И бабушка принялась за своё прерванное занятие, а Наста ещё долго качала седой головой и хмурилась, ворча себе что-то шёпотом. Она тогда только унялась, когда, крестясь и вздыхая, принялась заправлять лампадку у киота.
Я смирно притаилась в уголке, в тёмной амбразуре глубокого окна, и оттуда пристально следила за няней.
Ярко освещённое лицо её, тёмное, с глубокими морщинами, смотрело серьёзно и даже как будто немного сердито. Её худенькое, как палка, прямое тело, одетое в тёмный ситец и чёрную фланель, казалось мне какой-то тоненькой, деревянной подставкой к низко опущенной голове, с выбившимися из-под тёмного платка, повязанного шлычкой, седыми как лунь волосами. Она засветила фитиль лампады, осторожно подтянула её вверх по шнурку, закрепила конец на гвоздик и мерно сделала два шага назад, не спуская глаз с сиявших высоко в углу образов. Суровое лицо её разгладилось и смягчилось выражением доброты и чего-то другого ещё, – какого-то непонятного мне, в то время, глубокого чувства, которое словно осветило её всю, в то время как она, шепча молитву, осеняла себя широким русским крестом.
Я сидела не шевелясь, заложив в недоумении два пальца в рот, и не сводила с неё глаз.
«Была няня Наста когда-нибудь молодой?.. – размышляла я. – И… неужели она также была и маленькой?!. Какая же она тогда была?»
Я закрыла глаза и старалась представить себе нянино лицо ребячьим или хоть молоденьким, румяным, весёлым… Старалась – но никак не могла!
«Бегала она? Смеялась? Шалила когда-нибудь?.. – продолжались мои размышления. – Или она всегда была как теперь?.. Это не может быть: она тоже прежде была маленькой как я. И неужели… Неужели и я буду когда-нибудь такая же чёрная, седая?.. Может ли быть, чтоб и я сделалась такой старухой?..»

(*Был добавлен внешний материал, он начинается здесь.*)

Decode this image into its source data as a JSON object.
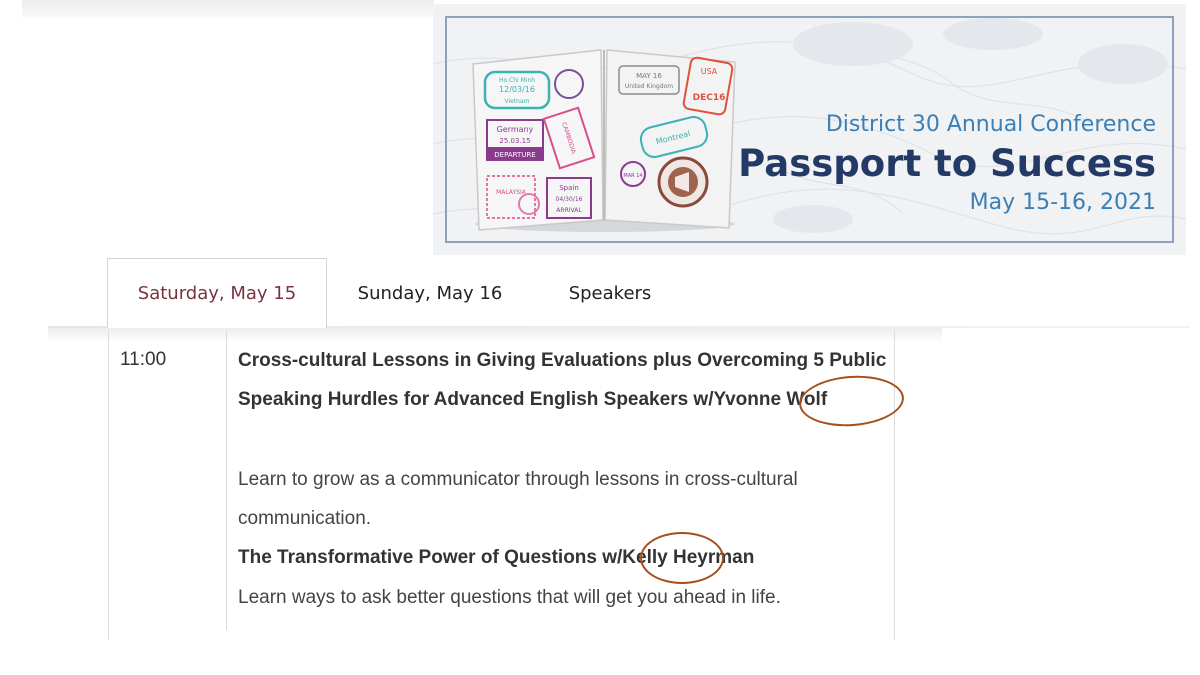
{
  "banner": {
    "subtitle": "District 30 Annual Conference",
    "title": "Passport to Success",
    "dates": "May 15-16, 2021",
    "stamps": {
      "hochiminh": "Ho Chi Minh",
      "hcm_date": "12/03/16",
      "vietnam": "Vietnam",
      "germany": "Germany",
      "germany_date": "25.03.15",
      "departure": "DEPARTURE",
      "malaysia": "MALAYSIA",
      "spain": "Spain",
      "spain_date": "04/30/16",
      "arrival": "ARRIVAL",
      "may16": "MAY 16",
      "uk": "United Kingdom",
      "usa": "USA",
      "dec16": "DEC16",
      "montreal": "Montreal",
      "cambodia": "CAMBODIA",
      "mar14": "MAR 14"
    }
  },
  "tabs": [
    {
      "label": "Saturday, May 15",
      "active": true
    },
    {
      "label": "Sunday, May 16",
      "active": false
    },
    {
      "label": "Speakers",
      "active": false
    }
  ],
  "schedule": {
    "time": "11:00",
    "sessions": [
      {
        "title": "Cross-cultural Lessons in Giving Evaluations plus Overcoming 5 Public Speaking Hurdles for Advanced English Speakers w/Yvonne Wolf",
        "description": "Learn to grow as a communicator through lessons in cross-cultural communication."
      },
      {
        "title": "The Transformative Power of Questions w/Kelly Heyrman",
        "description": "Learn ways to ask better questions that will get you ahead in life."
      }
    ]
  },
  "colors": {
    "active_tab": "#7a3340",
    "circle": "#a4501b",
    "banner_title": "#243a66",
    "banner_accent": "#3a7fb6"
  }
}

– Верочка! – услыхала я вдруг голос бабушки. – Поди сюда! Что ты там делаешь?
Я неохотно, медленно слезла с окна на пол и пошла в другую комнату, по дороге всё оглядываясь на молившуюся няню.
– Иди ко мне, Верочка, – подозвала меня к своему рабочему столу бабушка, – посиди со мной. Няня верно молится? Не надо мешать ей.
– Я не мешаю, бабочка!
– Ну, всё равно: не ходи к ней. Вот тебе кастеты: раскладывай их, подбирай по картинкам.
И бабушка, которая сама всегда бывала занята и умела найти всем дело – и большим, и маленьким, с особенным искусством, придвинула мне ящик с игрой, называемой casse-tête[1]. Вы верно знаете её, дети?.. Она состоит из многих разноцветных кусочков дерева или картона, прямых и треугольных, из которых можно составлять разные узоры и рисунки по нарисованным бумажкам или самим выдумывать новые.
На другой день, только что мы встали из-за стола, а обедали мы поздно, зимою при свечах, все мы, не исключая и тёти Нади, бросились просить няню исполнить её обещание. Она сидела в детской и смотрела на трещавший в печи огонь; чуть ли даже она не задремала, потому что вздрогнула и испугалась, когда мы разом вбежали и набросились на неё:
– Няня! Сказку. Пожалуйста, хорошую сказку!..
– Ну-ну! Полно кричать, чего вы?.. Я думала невесть что!.. Погодите. Расскажу ужо, когда вечер придёт.
– Да какой же ещё вечер? Теперь уж совсем темно, – протестовали мы.
– Папа большой спать уж пошёл! – сказала я, для которой всё время во дню измерялось тем, что делал дедушка.
Впрочем, дедушка не для одной меня, а для всего дома мог служить вернейшими часами, до того был аккуратен. Папа большой кофе пьёт, значит, шесть часов утра; закусить поднялся наверх, – двенадцать часов ровно; обедать пришёл – четыре; проснулся и вышел в зал походить и съесть ложечку варенья – ровнёхонько семь часов вечера, а приказал чай подавать – половина десятого. После этого часок или два дедушка проводил в гостиной, где всякий вечер были гости; играл в вист или бостон, но аккуратно в одиннадцать уходил к себе вниз, где ещё немного занимался и ложился спать.
К этому порядку так все в доме привыкли, что, когда я сказала: «Папа большой уж пошёл спать!», все поняли, что уж шестой час.
– После позовут чай пить, – говорили Надя с Лёлей, – ты не успеешь и кончить сказку, что право!..
– Ну хорошо, хорошо, баловницы! Сказывайте, какую вам сказку говорить-то?
– Всё равно! Какую хочешь, няня. Говори, какую сама знаешь.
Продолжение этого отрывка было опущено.